Tool Number 4: Humor
Make yourself laugh and never take yourself too seriously. I think this is true in any instance no matter who you are. Writing comes with plenty of disappointment and rejection and sometimes you just need a sense of humor about it. I always try to add some element of humor in my writing no matter what the topic is. Sometimes thinking up silly situations for your project can help get you in a more motivated spirit. It’s like cracking a joke with your coworkers. Only, in this scenario, all your coworkers are imaginary and you know everything about them. Unless of course, you’re writing non-fiction.

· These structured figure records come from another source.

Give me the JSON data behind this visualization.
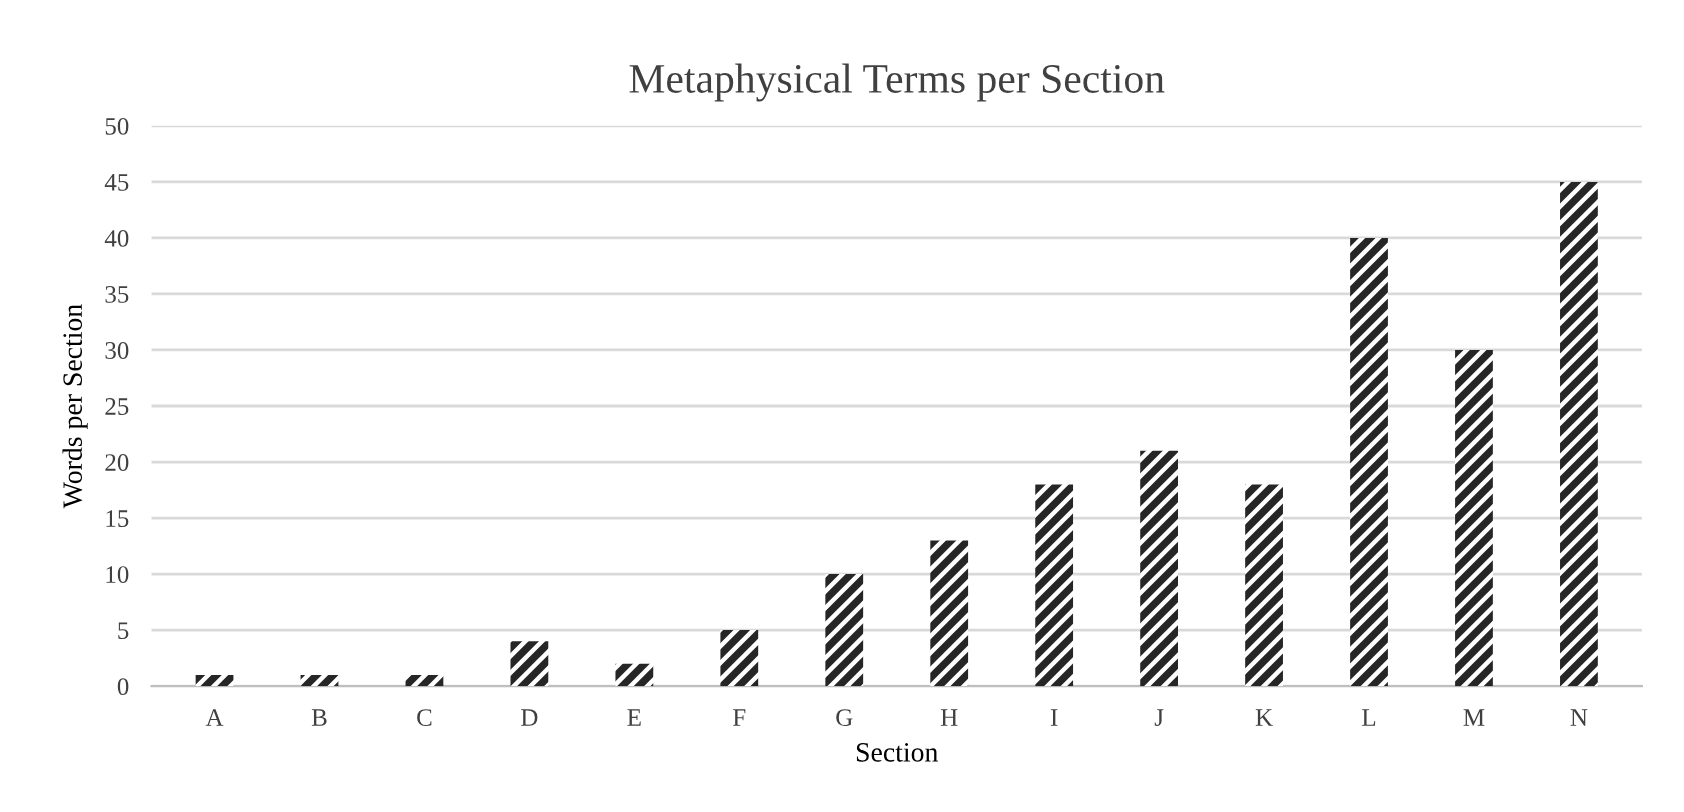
{
  "chart_data": {
    "type": "bar",
    "title": "Metaphysical Terms per Section",
    "xlabel": "Section",
    "ylabel": "Words per Section",
    "categories": [
      "A",
      "B",
      "C",
      "D",
      "E",
      "F",
      "G",
      "H",
      "I",
      "J",
      "K",
      "L",
      "M",
      "N"
    ],
    "values": [
      1,
      1,
      1,
      4,
      2,
      5,
      10,
      13,
      18,
      21,
      18,
      40,
      30,
      45
    ],
    "color": "#262626",
    "ylim": [
      0,
      50
    ],
    "yticks": [
      0,
      5,
      10,
      15,
      20,
      25,
      30,
      35,
      40,
      45,
      50
    ],
    "grid": "y",
    "legend": false
  }
}
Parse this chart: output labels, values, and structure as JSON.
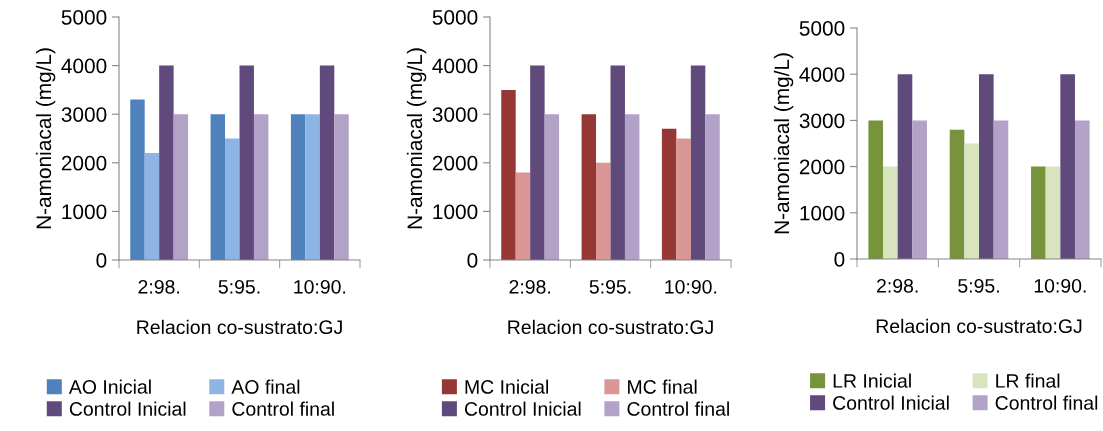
{
  "chart_data": [
    {
      "type": "bar",
      "xlabel": "Relacion co-sustrato:GJ",
      "ylabel": "N-amoniacal (mg/L)",
      "categories": [
        "2:98.",
        "5:95.",
        "10:90."
      ],
      "ylim": [
        0,
        5000
      ],
      "yticks": [
        0,
        1000,
        2000,
        3000,
        4000,
        5000
      ],
      "grid": false,
      "legend": "bottom",
      "series": [
        {
          "name": "AO Inicial",
          "color": "#4f81bd",
          "values": [
            3300,
            3000,
            3000
          ]
        },
        {
          "name": "AO final",
          "color": "#8eb4e3",
          "values": [
            2200,
            2500,
            3000
          ]
        },
        {
          "name": "Control Inicial",
          "color": "#604a7b",
          "values": [
            4000,
            4000,
            4000
          ]
        },
        {
          "name": "Control final",
          "color": "#b3a2c7",
          "values": [
            3000,
            3000,
            3000
          ]
        }
      ]
    },
    {
      "type": "bar",
      "xlabel": "Relacion co-sustrato:GJ",
      "ylabel": "N-amoniacal (mg/L)",
      "categories": [
        "2:98.",
        "5:95.",
        "10:90."
      ],
      "ylim": [
        0,
        5000
      ],
      "yticks": [
        0,
        1000,
        2000,
        3000,
        4000,
        5000
      ],
      "grid": false,
      "legend": "bottom",
      "series": [
        {
          "name": "MC Inicial",
          "color": "#953735",
          "values": [
            3500,
            3000,
            2700
          ]
        },
        {
          "name": "MC final",
          "color": "#d99694",
          "values": [
            1800,
            2000,
            2500
          ]
        },
        {
          "name": "Control Inicial",
          "color": "#604a7b",
          "values": [
            4000,
            4000,
            4000
          ]
        },
        {
          "name": "Control final",
          "color": "#b3a2c7",
          "values": [
            3000,
            3000,
            3000
          ]
        }
      ]
    },
    {
      "type": "bar",
      "xlabel": "Relacion co-sustrato:GJ",
      "ylabel": "N-amoniacal (mg/L)",
      "categories": [
        "2:98.",
        "5:95.",
        "10:90."
      ],
      "ylim": [
        0,
        5000
      ],
      "yticks": [
        0,
        1000,
        2000,
        3000,
        4000,
        5000
      ],
      "grid": false,
      "legend": "bottom",
      "series": [
        {
          "name": "LR Inicial",
          "color": "#77933c",
          "values": [
            3000,
            2800,
            2000
          ]
        },
        {
          "name": "LR final",
          "color": "#d7e4bd",
          "values": [
            2000,
            2500,
            2000
          ]
        },
        {
          "name": "Control Inicial",
          "color": "#604a7b",
          "values": [
            4000,
            4000,
            4000
          ]
        },
        {
          "name": "Control final",
          "color": "#b3a2c7",
          "values": [
            3000,
            3000,
            3000
          ]
        }
      ]
    }
  ]
}
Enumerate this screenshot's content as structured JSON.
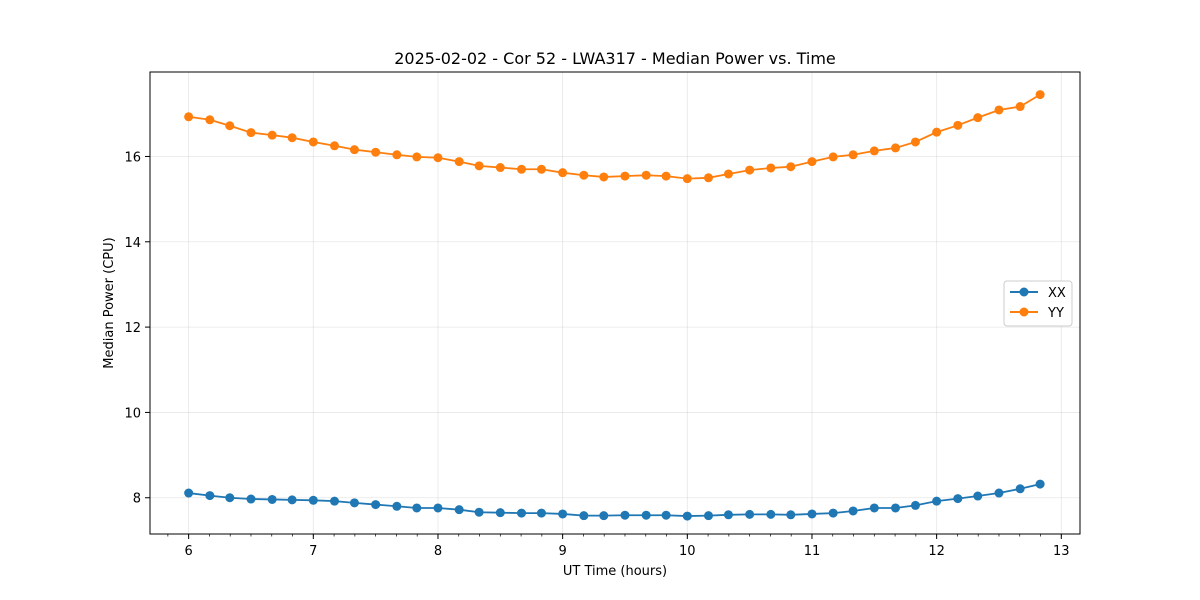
{
  "chart_data": {
    "type": "line",
    "title": "2025-02-02 - Cor 52 - LWA317 - Median Power vs. Time",
    "xlabel": "UT Time (hours)",
    "ylabel": "Median Power (CPU)",
    "xlim": [
      5.69,
      13.15
    ],
    "ylim": [
      7.15,
      17.98
    ],
    "xticks": [
      6,
      7,
      8,
      9,
      10,
      11,
      12,
      13
    ],
    "xtick_labels": [
      "6",
      "7",
      "8",
      "9",
      "10",
      "11",
      "12",
      "13"
    ],
    "yticks": [
      8,
      10,
      12,
      14,
      16
    ],
    "ytick_labels": [
      "8",
      "10",
      "12",
      "14",
      "16"
    ],
    "grid": true,
    "legend_position": "center-right",
    "x": [
      6.0,
      6.17,
      6.33,
      6.5,
      6.67,
      6.83,
      7.0,
      7.17,
      7.33,
      7.5,
      7.67,
      7.83,
      8.0,
      8.17,
      8.33,
      8.5,
      8.67,
      8.83,
      9.0,
      9.17,
      9.33,
      9.5,
      9.67,
      9.83,
      10.0,
      10.17,
      10.33,
      10.5,
      10.67,
      10.83,
      11.0,
      11.17,
      11.33,
      11.5,
      11.67,
      11.83,
      12.0,
      12.17,
      12.33,
      12.5,
      12.67,
      12.83
    ],
    "series": [
      {
        "name": "XX",
        "color": "#1f77b4",
        "values": [
          8.11,
          8.05,
          8.0,
          7.97,
          7.96,
          7.95,
          7.94,
          7.92,
          7.88,
          7.84,
          7.8,
          7.76,
          7.76,
          7.72,
          7.66,
          7.65,
          7.64,
          7.64,
          7.62,
          7.58,
          7.58,
          7.59,
          7.59,
          7.59,
          7.57,
          7.58,
          7.6,
          7.61,
          7.61,
          7.6,
          7.62,
          7.64,
          7.69,
          7.76,
          7.76,
          7.82,
          7.92,
          7.98,
          8.04,
          8.11,
          8.21,
          8.32
        ]
      },
      {
        "name": "YY",
        "color": "#ff7f0e",
        "values": [
          16.93,
          16.86,
          16.72,
          16.56,
          16.5,
          16.44,
          16.34,
          16.25,
          16.16,
          16.1,
          16.04,
          15.99,
          15.97,
          15.88,
          15.78,
          15.74,
          15.7,
          15.7,
          15.62,
          15.56,
          15.52,
          15.54,
          15.56,
          15.54,
          15.48,
          15.5,
          15.59,
          15.68,
          15.73,
          15.76,
          15.88,
          15.99,
          16.04,
          16.13,
          16.2,
          16.34,
          16.57,
          16.73,
          16.91,
          17.09,
          17.17,
          17.45
        ]
      }
    ]
  }
}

Tool Number 5: Limit Distractions
If you’re like me, you sit at your desk and immediately feel the need to do other things. Get rid of all distractions! Easily distracted by shiny new websites? GET OUT of there. Disconnect your internet if you have to. See a pretty book you’ve been wanting to read? HIDE IT under your bedsheets so you forget about it. Then, you have a nice surprise when you climb into bed. Try to reduce clutter as much as possible which can be difficult when you’ve got a lot of notes. I guess the real goal is to stay organized in your workspace so you can stay focused in your brain if that makes sense.
(One lava lamp allowed per desk by the way.)
Tool Number 6: Dictionary
And that’s a dictionary, not a thesaurus. Dictionaries can help with spelling things out, clearing up definitions… it’s a dictionary. If you need me to define it, look it up. If you find yourself using a thesaurus, ask yourself, why am I like this? I’m just kidding. A thesaurus is good when you’re using a lot of the same words in a sentence, but don’t want to look like a dope so you try to branch out. The problem with leaning on a thesaurus too hard is that it can make your writing sound scatterbrained and foolhardy. Tread lightly, my friend.
Honestly, writing isn’t usually that difficult. It’s mostly just trying to power through as much as you can with the time you have. The hard part is the after part. That is if you want to get it out there in the world and not stuck in your desk.